To check the quality of the calibration curve, two initial QC samples must be analysed directly after the calibration standards: an initial performance check (IPC) and quality control sample (QCS). The IPC should be made from the same stock standards used for the calibration standards, while the QCS must be made from second-source standards; both must recover within + 5% of their true values. For this evaluation, all elements were spiked at 1 ppm, with the exception of the minerals (Na, Mg, K, Ca), which were spiked at 50 ppm. As shown in Figure 1, both the IPC and QCS meet this criterion for all elements.

Method Detection Limits

According to Method 200.7, MDLs are determined by performing seven measurements of a blank which has been spiked at concentrations of two-three times the instrumental detection limits. The standard deviation of the seven measurements is then multiplied by 3.14 to attain the 99% confidence level. The MDLs are shown in Figure 2, along with the lowest certified values in the wastewater reference material analysed (Note: not all elements are certified in this reference material). The MDLs are significantly lower than the certified values, demonstrating the ability to easily measure low-level elements in wastewaters.

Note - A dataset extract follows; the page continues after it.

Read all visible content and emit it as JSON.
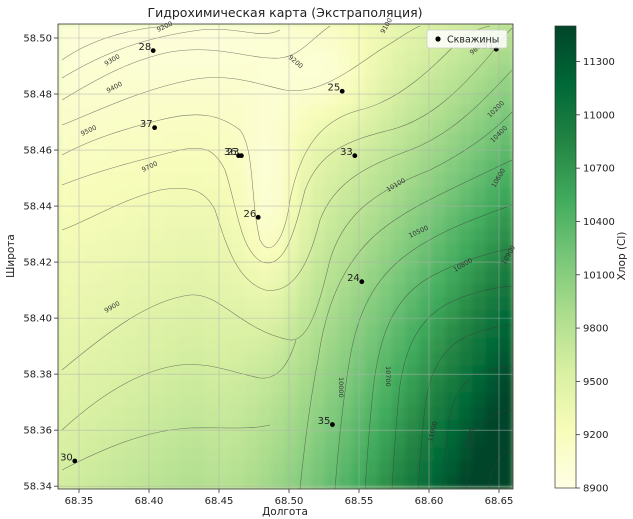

Spectral Interference Check

To determine if interelement correction equations (IECs) are required, a spectral interference check standard (SIC) containing 300 mg/L Fe and 200 mg/L Al was analysed. No significant interferences were found. The excellent spectral resolution of the Avio 500 optics eliminated the need for IECs. However, if samples are analysed which contain high concentrations of other potential interferents, an IEC table can easily be created and implemented directly within Syngistix™ for ICP software.

Accuracy

To determine the accuracy of the method, four reference materials were analysed.
Table 5 shows the certified values for each of the reference materials, with the recoveries being plotted in Figure 3. All recoveries are within 10% of the certified values, demonstrating the accuracy of the methodology. It should be noted that not all elements listed in Method 200.7 are certified in the reference materials. 

To assess the ability to accurately measure the elements in Method 200.7 which are not present in the reference materials, spikes of the non-certified elements were added to the wastewater reference materials and analysed. Two different spike levels of each element were added to different reference materials, as shown in Table 6, and the recoveries are plotted in Figure 4. All recoveries are within 10% of true values, further demonstrating the robustness of the methodology. 

Stability

With the accuracy of the methodology established, the stability was assessed by analysing wastewater samples over 10 hours, with a QC check (the IPC) being analysed every ten samples. The plot in Figure 5 shows the stability, with all QC recoveries falling within 10% of their true value. In addition, the internal standard stability was monitored over the same analysis to determine overall instrumental drift. As shown in Figure 6, the internal standards varied by less than 7%, demonstrating the exceptional stability of the system. Instrumental design considerations, including the vertical torch and Flat Plate™ Plasma Technology, result in excellent stability, while taking advantage of the dual view capability and continuously switching between axial and radial plasma viewing modes for each sample. 

Conclusions

This work demonstrates the ability of the Avio 500 ICP-OES to analyse wastewater following the guidelines provided in U.S. EPA Method 200.7. With accuracy, reliability, robustness, and stability demonstrated through the analysis of reference materials and QC checks, the Avio 500 ICP-OES provides a robust solution for wastewater analysis, all while using a total argon flow of 9 L/min.This low argon consumption of the Avio 500 ICP-OES provides a faster return on investment for all laboratories. 

Reference

1. Method 200.7, Revision 4.4: Determination of Metals and Trace Elements in Water and Wastes by Inductively Coupled Plasma-Atomic Emission Spectrometry”, United States Environmental Protection Agency, 1994.